Newcomers flock to Clark County

    Clark County gains nearly 7,000 residents from April 2015-April 2016.

    Clark County’s population grew to 461,010 this year and continues to grow, primarily because people are moving here.

    That may be a no-brainer to anybody clued into the tight local housing market, but population estimates released Thursday by the state Office of Financial Management show just how substantial migration to the area is.

    While the county population grew by about 10,000 people between 2015 and 2016, almost 7,000 of them were newcomers. That’s the biggest gain in newcomers since 2005-2006.

    Keep in mind that people moved away from Clark County between 2009 and 2010. And, from 2010 to 2011, the county gained just 189 newcomers.

    “Back then, people were trapped because of the housing market. A lot of people couldn’t sell their houses and couldn’t move,” said Yi Zhao, Washington’s chief demographer. “Migration was low nationwide.”

    The recent surge in new residents is part of the economic recovery story.

    Between 2015 and 2016, Washington’s population grew by 1.73 percent — the fastest pace since 2007, OFM said. About 87,000 people moved to Washington, bringing the total population to 7,183,700. Newcomers account for over 70 percent of the state’s population growth. Seattle alone gained more than 39,000 new residents.

    Clark County’s population grew 2.03 percent from April 1, 2015 to April 1, 2016, making it the third fastest-growing county in Washington behind King (2.55 percent) and Kittitas (2.44 percent) counties.

    Meanwhile, housing construction lagged behind population growth. The number of housing units in Clark County grew by 1.57 percent between 2015 and 2016, according to OFM data. There is a house for every 2.6 people in Clark County. At the 2010 Census, there was a house for every 2.5 people and vacancies were lower.

    Local cities

    Vancouver gained 3,100 residents, putting its population at 173,500. The city was sixth in the state for the number of people gained; it was bumped out of a higher ranking by Sammamish and Tumwater, which saw population jumps from annexation.

    Those two Puget Sound cities impacted Ridgefield’s ranking, too, but the small city of 6,870 people still continues to be one of the fastest-growing cities in the state.
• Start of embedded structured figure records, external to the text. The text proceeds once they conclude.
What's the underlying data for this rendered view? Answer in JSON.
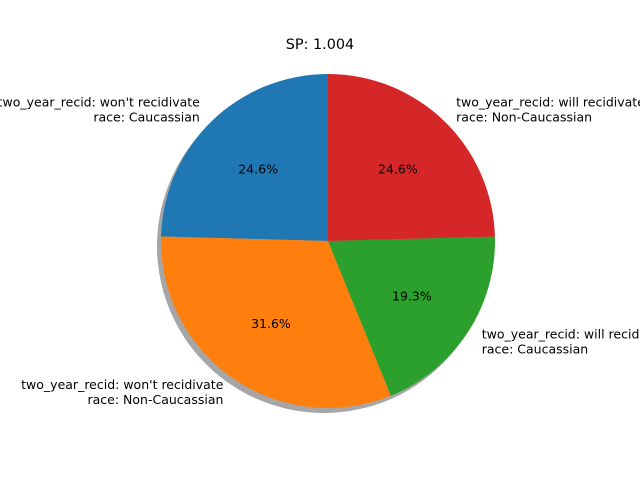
{
  "chart_data": {
    "type": "pie",
    "title": "SP: 1.004",
    "start_angle_deg": 90,
    "direction": "counterclockwise",
    "shadow": true,
    "slices": [
      {
        "label_lines": [
          "two_year_recid: won't recidivate",
          "race: Caucassian"
        ],
        "value": 24.6,
        "pct_label": "24.6%",
        "color": "#1f77b4"
      },
      {
        "label_lines": [
          "two_year_recid: won't recidivate",
          "race: Non-Caucassian"
        ],
        "value": 31.6,
        "pct_label": "31.6%",
        "color": "#ff7f0e"
      },
      {
        "label_lines": [
          "two_year_recid: will recidivate",
          "race: Caucassian"
        ],
        "value": 19.3,
        "pct_label": "19.3%",
        "color": "#2ca02c"
      },
      {
        "label_lines": [
          "two_year_recid: will recidivate",
          "race: Non-Caucassian"
        ],
        "value": 24.6,
        "pct_label": "24.6%",
        "color": "#d62728"
      }
    ]
  }
}
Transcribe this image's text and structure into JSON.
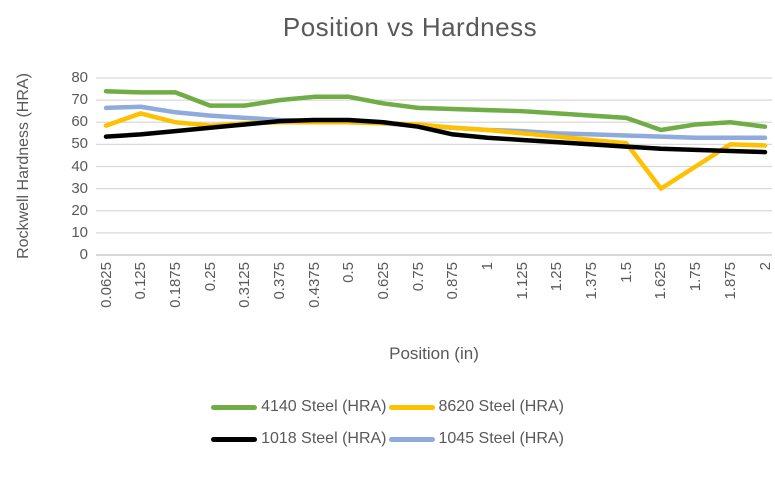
{
  "chart_data": {
    "type": "line",
    "title": "Position vs Hardness",
    "xlabel": "Position (in)",
    "ylabel": "Rockwell Hardness (HRA)",
    "ylim": [
      0,
      80
    ],
    "ytick_step": 10,
    "yticks": [
      0,
      10,
      20,
      30,
      40,
      50,
      60,
      70,
      80
    ],
    "grid": true,
    "legend_position": "bottom",
    "categories": [
      "0.0625",
      "0.125",
      "0.1875",
      "0.25",
      "0.3125",
      "0.375",
      "0.4375",
      "0.5",
      "0.625",
      "0.75",
      "0.875",
      "1",
      "1.125",
      "1.25",
      "1.375",
      "1.5",
      "1.625",
      "1.75",
      "1.875",
      "2"
    ],
    "series": [
      {
        "name": "4140 Steel (HRA)",
        "color": "#70AD47",
        "values": [
          74,
          73.5,
          73.5,
          67.5,
          67.5,
          70,
          71.5,
          71.5,
          68.5,
          66.5,
          66,
          65.5,
          65,
          64,
          63,
          62,
          56.5,
          59,
          60,
          58
        ]
      },
      {
        "name": "8620 Steel (HRA)",
        "color": "#FFC000",
        "values": [
          58.5,
          64,
          60,
          58.5,
          59.5,
          60,
          60,
          60,
          59.5,
          59,
          57.5,
          56.5,
          55,
          53.5,
          52,
          50.5,
          30,
          40,
          50,
          49.5
        ]
      },
      {
        "name": "1018 Steel (HRA)",
        "color": "#000000",
        "values": [
          53.5,
          54.5,
          56,
          57.5,
          59,
          60.5,
          61,
          61,
          60,
          58,
          54.5,
          53,
          52,
          51,
          50,
          49,
          48,
          47.5,
          47,
          46.5
        ]
      },
      {
        "name": "1045 Steel (HRA)",
        "color": "#8FAADC",
        "values": [
          66.5,
          67,
          64.5,
          63,
          62,
          61,
          60.5,
          60,
          59.5,
          58.5,
          57.5,
          56.5,
          56,
          55,
          54.5,
          54,
          53.5,
          53,
          53,
          53
        ]
      }
    ],
    "legend_rows": [
      [
        "4140 Steel (HRA)",
        "8620 Steel (HRA)"
      ],
      [
        "1018 Steel (HRA)",
        "1045 Steel (HRA)"
      ]
    ]
  },
  "colors": {
    "text": "#595959",
    "gridline": "#D9D9D9",
    "axis_line": "#BFBFBF"
  }
}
Having grown 7.34 percent over the last year, Ridgefield ranked fourth among cities for fastest population increase. Consider that Ridgefield’s population was 4,763 at the 2010 Census.

    New homes are quickly popping up in Ridgefield and will continue to bring in newcomers. The city issued 172 new home permits this year as of May. In 2015, the city issued 228 new home permits.

    East Clark County also saw growth from 2015 to 2016. Camas gained an estimated 600 residents, growing the population by 2.83 percent to 21,810. Washougal gained 390 residents, growing by 2.57 percent to 15,560 people.

    Battle Ground grew about as fast as the county overall, 2.03 percent, with the population estimated at 19,640 people.

    The county’s least-populated cities, La Center and Yacolt, each gained a handful of people. La Center has an estimated 3,140 residents and Yacolt has 1,655.

    With four strong years of growth in the books for Washington, Zhao said, this could be the peak.

    “We’ll have to wait and see,” she said.